After we’d both expressed admiration for anyone
trying to obedience train a terrier, any kind of terrier, Hope resumed her efforts to pump me about Lee Miner. At first, she insisted that I must know more about Patterson’s disappearance than she did. When I’d convinced her that she was wrong, she filled me in. “Somebody brought a dog in to his clinic, and it didn’t make it, and the owner was yelling at Patterson, and probably Patterson was yelling back at him. This vet, Miner, has got to know about it. Maybe he was even there. Ask him. Anyway, look. You have enough dogs, and sooner or later, something happens, some vet does something, some jerk, and you could kill him for it, right?”
She stopped. Steve Delaney had just arrived with his shepherd, India. He was hanging around near the door with the other advanced people, who were waiting for the beginners’ class to end. By the way, if you think that golden retrievers are the only disgustingly perfect obedience dogs, you should see India.
“Some
vets,” Hope added, “not all of them.”
“Yeah, I know what you mean. You remember when Ron had Vixen spayed?” I said. Ron Coughlin is our club treasurer. “And he knew something was really, really wrong, and his vet kept telling him to quit worrying, it was all normal? And then, sometime in the middle of the night, he took her to Angell, and, of course, he was right. She had a bad infection.” Angell Memorial, which is run by the MSPCA, has a twenty-four-hour emergency room. “If she’d died? You know, his vet never even saw her. He just talked to Ron on the phone. Well, if she’d died, Ron wouldn’t’ve killed him, but he’d have felt like it. I mean, obviously, she lived, but that’s how he felt anyway.”
“Ron didn’t do anything, did he?”
“No. He changed vets, but other than that, I think he just wanted to forget it. But that was different. That guy was really a lousy vet, and everybody’d been telling Ron all these horror stories about him, so when it happened, Ron must’ve felt it was partly his own fault, for not listening to people. But Patterson is supposed to be good. Or was. That’s what Steve told me.”
“Somebody could blame him anyway. When you lose a dog? God, it’s so awful. And if you thought it was the vet’s fault? Anybody’d kill for that. It’s only human. You’re not in your right mind.”
Vinnie, my last golden, died gently. Even so, Hope had unintentionally tapped my permanent grief. To avoid thinking about Vinnie, I said, “Let’s get these people checked in. I want to get Rowdy warmed up.”
“Go ahead. I’ll do it,” Hope offered as the beginners’ class started to break up. “There aren’t all that many.”
I slipped Rowdy’s training collar over his head and snapped on his lead. He rose, shook himself all over, and started singing out a long series of happy
woo-woo
’s. Then he caught sight of Bear dutifully approaching us at John’s side. As usual, Rowdy barged forward to initiate a ritual exchange of sniffs. I kept a vigilant watch, because I’ll swear that to other male dogs, Rowdy had always smelled exactly ten months old, which is when testosterone levels peak. He could be sitting squarely at my side with his sweet eyes locked on my face, but the other males weren’t fooled. All they ever noticed was that hormonal reek.

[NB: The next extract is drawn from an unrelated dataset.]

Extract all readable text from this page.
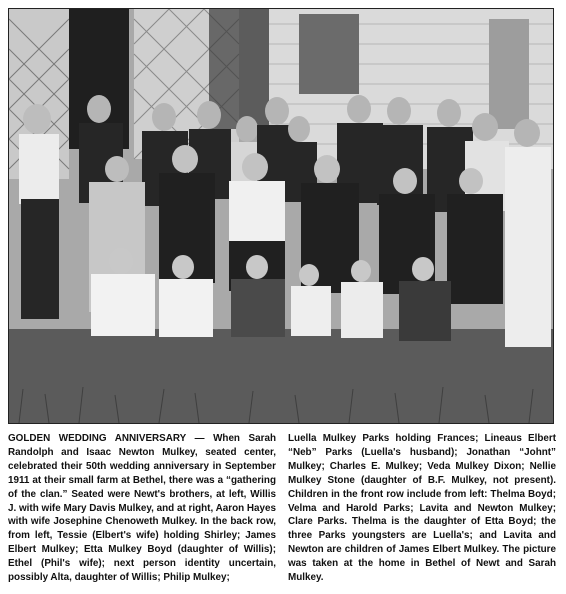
GOLDEN WEDDING ANNIVERSARY — When Sarah Randolph and Isaac Newton Mulkey, seated center, celebrated their 50th wedding anniversary in September 1911 at their small farm at Bethel, there was a “gathering of the clan.” Seated were Newt's brothers, at left, Willis J. with wife Mary Davis Mulkey, and at right, Aaron Hayes with wife Josephine Chenoweth Mulkey. In the back row, from left, Tessie (Elbert's wife) holding Shirley; James Elbert Mulkey; Etta Mulkey Boyd (daughter of Willis); Ethel (Phil's wife); next person identity uncertain, possibly Alta, daughter of Willis; Philip Mulkey;
Luella Mulkey Parks holding Frances; Lineaus Elbert “Neb” Parks (Luella's husband); Jonathan “Johnt” Mulkey; Charles E. Mulkey; Veda Mulkey Dixon; Nellie Mulkey Stone (daughter of B.F. Mulkey, not present). Children in the front row include from left: Thelma Boyd; Velma and Harold Parks; Lavita and Newton Mulkey; Clare Parks. Thelma is the daughter of Etta Boyd; the three Parks youngsters are Luella's; and Lavita and Newton are children of James Elbert Mulkey. The picture was taken at the home in Bethel of Newt and Sarah Mulkey.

But Rowdy and Bear performed the ritual peacefully. Bear must’ve smelled of something besides testosterone, some friendly hormone that blasts
the nostrils of other dogs with an odiferous message that says: “Hey! I’m a nice guy.” Farfetched? Let’s say that Rowdy and Bear liked each other.
While I was answering John’s questions about obedience titles for mixed-breed dogs, Steve came over. I introduced him to John. Human males don’t have to sniff; they read testosterone levels in each other’s eyes. I suspect that they may even see sharp digital printouts invisible to women. Anyway, if they’d had to rely on their noses, Steve’s wouldn’t have picked up a trace of whiskey on John, and, like Rowdy and Bear, each male seemed to decide that the other was okay. Steve took John to meet Ron Coughlin, who knows all about titles for mixed breeds because Vixen has an all-American U.D. from
N.E.O.N
. Foreigner? A Utility Dog title from
N.E.O.N
. Remember?
New England Obedience News
. You’ll be fluent in no time. I could teach for Berlitz.